Les assemblées de paroisses alors ne seraient ni trop nombreuses, ni tumultueuses, ni absolument déraisonnables. Une communauté actuellement embarrassante, et renfermant une centaine de familles, ou plus, se réduirait souvent à huit ou dix, même à cinq ou six personnes portant voix de citoyens, très-peu entièrement pour leur compte, et la plupart d’après la procuration des citoyens fractionnaires. Chacun de ceux-ci cependant y serait pour sa part, et en raison de l’intérêt que sa part pourrait lui donner ; et l’élection des citoyens chargés de voix se renouvelant tous les ans, on serait moralement sûr que les voix civiques seraient portées par les plus dignes et les plus agréables aux autres.

Si Votre Majesté permet aux citoyens fractionnaires de se réunir pour faire porter la voix, attribuée à une certaine somme de revenu, par un d’entre eux, et si cela semble juste pour que chacun des propriétaires des terres, quelque petite que soit sa propriété, puisse se flatter d’avoir une légère influence dans les délibérations qui lui importent, et en raison du rapport qu’elles peuvent avoir avec son revenu, il paraît être également équitable, et il serait surtout utile de permettre à ceux dont le revenu pourrait faire vivre plusieurs familles de citoyens, et qui par conséquent en occuperaient la place sur le territoire, de diviser idéalement leur voix, ou d’en porter autant qu’ils réuniraient en leur possession de portions complètes propres à entretenir une famille de citoyens ; en sorte que celui qui aurait 1,200 livres de revenu provenant du territoire d’une paroisse, porterait deux voix à son assemblée ; celui qui aurait 100 louis y en porterait quatre, et ainsi du reste. Cet arrangement paraît fondé sur la justice, puisque celui qui a quatre fois plus de revenu de biens-fonds dans une paroisse a quatre fois plus à perdre si les affaires de cette paroisse vont mal, et quatre fois plus à gagner si tout y prospère, et qu’il a ou doit avoir de même quatre fois plus à payer, tant pour les contributions publiques nécessaires au soutien de l’État, que pour les dépenses particulières de la commune.
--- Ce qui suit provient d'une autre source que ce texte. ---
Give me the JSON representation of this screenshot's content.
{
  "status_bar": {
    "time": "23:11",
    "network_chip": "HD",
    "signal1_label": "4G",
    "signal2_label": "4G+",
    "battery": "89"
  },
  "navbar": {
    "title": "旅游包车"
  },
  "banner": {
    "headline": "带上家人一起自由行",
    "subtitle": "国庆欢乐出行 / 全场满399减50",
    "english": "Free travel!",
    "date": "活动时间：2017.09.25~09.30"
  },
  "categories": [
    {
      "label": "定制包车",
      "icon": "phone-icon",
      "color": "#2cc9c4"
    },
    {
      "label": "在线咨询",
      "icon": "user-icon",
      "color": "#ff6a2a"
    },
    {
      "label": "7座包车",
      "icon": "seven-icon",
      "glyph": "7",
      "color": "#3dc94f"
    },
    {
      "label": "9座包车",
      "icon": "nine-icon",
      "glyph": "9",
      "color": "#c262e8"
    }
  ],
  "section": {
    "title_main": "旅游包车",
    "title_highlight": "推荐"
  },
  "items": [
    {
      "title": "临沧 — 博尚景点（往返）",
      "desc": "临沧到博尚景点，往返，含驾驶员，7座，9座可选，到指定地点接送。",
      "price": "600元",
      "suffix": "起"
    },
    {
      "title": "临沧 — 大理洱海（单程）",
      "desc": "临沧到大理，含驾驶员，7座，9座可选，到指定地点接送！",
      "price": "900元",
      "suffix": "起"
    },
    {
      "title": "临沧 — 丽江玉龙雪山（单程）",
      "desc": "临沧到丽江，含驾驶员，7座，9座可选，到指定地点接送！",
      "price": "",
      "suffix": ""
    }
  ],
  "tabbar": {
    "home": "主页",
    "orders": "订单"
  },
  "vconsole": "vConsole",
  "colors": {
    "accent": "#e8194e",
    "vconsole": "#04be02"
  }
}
Il est juste qu’un homme riche, qui a du bien et des intérêts dans plusieurs paroisses, puisse voter et faire fonction de citoyen dans chacune, en raison de l’intérêt qu’il y a. Il n’est pas plus étrange de voir un homme représenter plusieurs citoyens et en remplir les fonctions, que de voir le même homme avoir plusieurs seigneuries, et dans chacune d’elles agir, non pas en son propre et privé nom, mais comme le seigneur du lieu. Votre Majesté elle-même possède plusieurs États à des titres différents : elle est roi de Navarre, dauphin de Viennois, comte de Provence, etc. Il ne répugne donc pas de regarder un homme qui a deux parts de citoyen comme deux citoyens, et il peut aussi avoir plusieurs parts dans plusieurs paroisses, sans que celle de l’une lui donne ou lui ôte rien dans une autre. Le laisser jouir de cette prérogative, c’est ne lui laisser que ce que la nature de sa propriété lui attribue.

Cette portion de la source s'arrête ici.